The Salón was located physically outside the Palacio de Bellas Artes, at first at the former Mont-Orendáin Gallery in the historic center of Mexico City, with extended hours, open until 10 p.m., everyday but Monday.(historia) Catalogs of the Salón were often done by its first director but a number were also designed by artists such as Justino Fernández, Dr. Atl, David Alfaro Siqueiros, Leopoldo Méndez and some with text by Octavio Paz.

Its first director was Susana Gamboa and its first exhibition was of paintings by Feliciano Peña, one of the first artists to break from the Mexican muralist school of painting. This was shortly followed by exhibitions of works by Celia Calderón and Fernando Castro Pacheco. Its original rules were strict with the aim of quality control, with pieces submitted judged by a panel with included the head of the Departamento de Artes Plásticas, the directors of the Escuela de Pintura y Escultura and the Escuela Nacional de Artes Plásticas the president of the Asociación de Críticos e Investigadores de las Artes Plásticas and the director of the Salón itself.(historia) In its first three years, sales surpassed a half a million pesos, with the main beneficiaries being Rufino Tamayo, Luis Nishizawa, Guillermo Meza, Carlos Orozco Romero, Raúl Anguiano, Ignacio Beteta, José Chávez Morado, Juan Soriano, Juan O'Gorman, Olga Costa, Federico Cantú, Gustavo Montoya and Fanny Rabel. Two notable painter who did not have success here were Alberto Beltrán and Leopoldo Méndez.

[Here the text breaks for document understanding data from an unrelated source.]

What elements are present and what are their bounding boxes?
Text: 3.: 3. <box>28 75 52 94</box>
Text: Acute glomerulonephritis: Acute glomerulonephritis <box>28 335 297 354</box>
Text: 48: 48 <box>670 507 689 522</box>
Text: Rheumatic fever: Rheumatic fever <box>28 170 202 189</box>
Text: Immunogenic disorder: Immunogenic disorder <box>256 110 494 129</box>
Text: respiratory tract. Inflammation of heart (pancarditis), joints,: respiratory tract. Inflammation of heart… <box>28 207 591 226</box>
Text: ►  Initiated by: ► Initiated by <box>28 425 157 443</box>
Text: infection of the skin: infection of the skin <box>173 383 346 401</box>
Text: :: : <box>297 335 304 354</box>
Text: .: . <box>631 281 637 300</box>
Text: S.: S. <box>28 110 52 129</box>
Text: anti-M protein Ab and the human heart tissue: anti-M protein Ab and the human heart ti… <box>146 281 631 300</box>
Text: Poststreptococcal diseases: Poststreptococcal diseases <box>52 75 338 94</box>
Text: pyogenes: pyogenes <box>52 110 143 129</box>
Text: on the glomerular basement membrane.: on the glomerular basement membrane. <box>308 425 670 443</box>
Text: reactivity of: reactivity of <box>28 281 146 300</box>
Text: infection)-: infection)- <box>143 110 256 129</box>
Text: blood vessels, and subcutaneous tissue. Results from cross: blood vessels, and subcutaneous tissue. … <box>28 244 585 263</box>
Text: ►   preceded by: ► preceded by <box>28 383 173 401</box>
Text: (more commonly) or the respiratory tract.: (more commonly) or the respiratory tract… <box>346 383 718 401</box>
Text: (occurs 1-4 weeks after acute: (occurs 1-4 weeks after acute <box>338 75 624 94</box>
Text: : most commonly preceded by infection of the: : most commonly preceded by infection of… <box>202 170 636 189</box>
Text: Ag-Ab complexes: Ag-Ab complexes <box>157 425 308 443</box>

Some of the first works to be collected by the Salón include El abrazo de Amor by Frida Kahlo, El pescador by Alfredo Zalce, El pintor by Agustín Lazo and La niña con vestido a cuadros by Gustavo Montoya.

In the 1970s, there were rivalries, new generations of artists challenging the old and a competitive art market, which forced the institution to reorganize. It also opened a second site in Colonia Roma.

In 2009, for its 60th anniversary, the Salón reorganized again, as Cecilia Santacruz indicated that it had ceased to be the main indicator of the Mexican art scene and needed to be made over. She also added that it was not longer as open to new artists and markets as it used to be, rather a forum for promotion and publicity. The reorganization included the integration of new technologies for promotion and the unification of catalog design.